A Poem For Aging

Saturday, January 5, 2019

In the Basement of the Goodwill Store
Ted Kooser

In musty light, in the thin brown air
of damp carpet, doll heads and rust,
beneath long rows of sharp footfalls
like nails in a lid, an old man stands
trying on glasses, lifting each pair
from the box like a glittering fish
and holding it up to the light
of a dirty bulb. Near him, a heap
of enameled pans as white as skulls
looms in the catacomb shadows,
and old toilets with dry red throats
cough up bouquets of curtain rods.

You've seen him somewhere before.
He's wearing the green leisure suit
you threw out with the garbage,
and the Christmas tie you hated,
and the ventilated wingtip shoes
you found in your father's closet
and wore as a joke. And the glasses
which finally fit him, through which
he looks to see you looking back --
two mirrors which flash and glance--
are those through which one day
you too will look down over the years,
when you have grown old and thin
and no longer particular,
and the things you once thought
you were rid of forever
have taken you back in their arms.


I was just talking with my sister-in-law about poetry this weekend. We commented on how each word in a poem is so crucial, obviously much more so than in fiction or other prose. I talked about how much I loved that process when writing - the often hours-long search for the exact right word - the one that sounded sharp or soft, the one that alluded to a specific feeling without naming the feeling, the one that had the correct number of syllables, the one that told a larger story than just the word itself. The pursuit of the perfect word is what I remember really treasuring about poetry writing.

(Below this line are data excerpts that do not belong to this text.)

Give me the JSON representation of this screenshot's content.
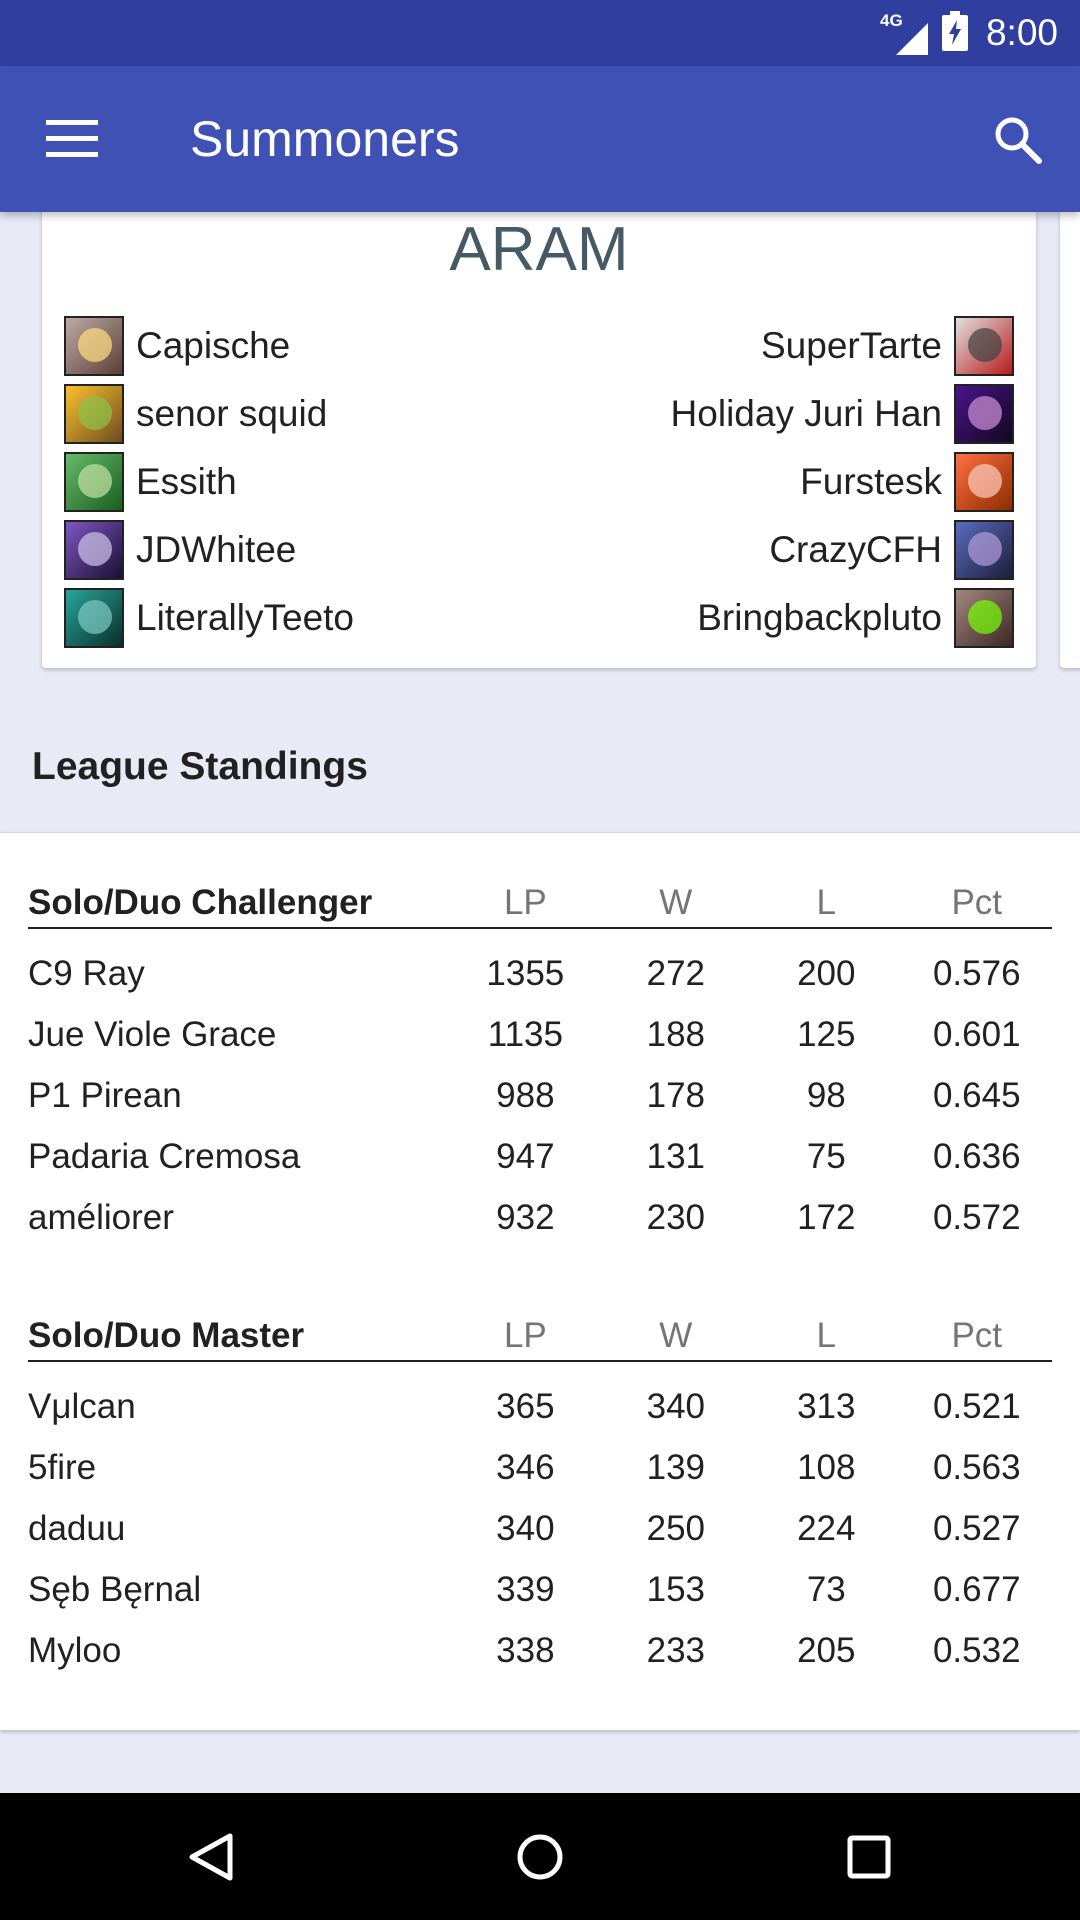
{
  "status_bar": {
    "network": "4G",
    "time": "8:00"
  },
  "app_bar": {
    "title": "Summoners"
  },
  "aram": {
    "title": "ARAM",
    "team_left": [
      {
        "name": "Capische",
        "color": "#8d6e63"
      },
      {
        "name": "senor squid",
        "color": "#c9a227"
      },
      {
        "name": "Essith",
        "color": "#4caf50"
      },
      {
        "name": "JDWhitee",
        "color": "#5e4b8b"
      },
      {
        "name": "LiterallyTeeto",
        "color": "#1e8c7a"
      }
    ],
    "team_right": [
      {
        "name": "SuperTarte",
        "color": "#b71c1c"
      },
      {
        "name": "Holiday Juri Han",
        "color": "#6a3fa0"
      },
      {
        "name": "Furstesk",
        "color": "#e65100"
      },
      {
        "name": "CrazyCFH",
        "color": "#3a3f7a"
      },
      {
        "name": "Bringbackpluto",
        "color": "#7a5b2b"
      }
    ]
  },
  "standings": {
    "heading": "League Standings",
    "tiers": [
      {
        "name": "Solo/Duo Challenger",
        "columns": [
          "LP",
          "W",
          "L",
          "Pct"
        ],
        "rows": [
          [
            "C9 Ray",
            "1355",
            "272",
            "200",
            "0.576"
          ],
          [
            "Jue Viole Grace",
            "1135",
            "188",
            "125",
            "0.601"
          ],
          [
            "P1 Pirean",
            "988",
            "178",
            "98",
            "0.645"
          ],
          [
            "Padaria Cremosa",
            "947",
            "131",
            "75",
            "0.636"
          ],
          [
            "améliorer",
            "932",
            "230",
            "172",
            "0.572"
          ]
        ]
      },
      {
        "name": "Solo/Duo Master",
        "columns": [
          "LP",
          "W",
          "L",
          "Pct"
        ],
        "rows": [
          [
            "Vμlcan",
            "365",
            "340",
            "313",
            "0.521"
          ],
          [
            "5fire",
            "346",
            "139",
            "108",
            "0.563"
          ],
          [
            "daduu",
            "340",
            "250",
            "224",
            "0.527"
          ],
          [
            "Sęb Bęrnal",
            "339",
            "153",
            "73",
            "0.677"
          ],
          [
            "Myloo",
            "338",
            "233",
            "205",
            "0.532"
          ]
        ]
      }
    ]
  },
  "colors": {
    "status_bar": "#303f9f",
    "app_bar": "#3f51b5",
    "background": "#e8eaf6"
  }
}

This poem exhibits that idea so perfectly. Musty, nails in a lid, skulls, catacomb, old, cough. Little nods to age. Then we switch to the second stanza and that language recedes, becoming more reflective. The narrator finds bits of himself, both literally and figuratively, in this man, a look up the road at what was and down the road at what is to come. The mirrored glasses reinforce this perspective, a literal reflection and also a tool for looking, for seeing better, both the past and the future.

As usual, I can't properly describe what I love about this poem and how amazed I am by the poet's expertise. Maybe that's part of what makes it so good. It's nearly impossible for bodies to do some of the things ballerinas do, but it appears graceful and effortless to the observer. This poem seems effortless. I love it.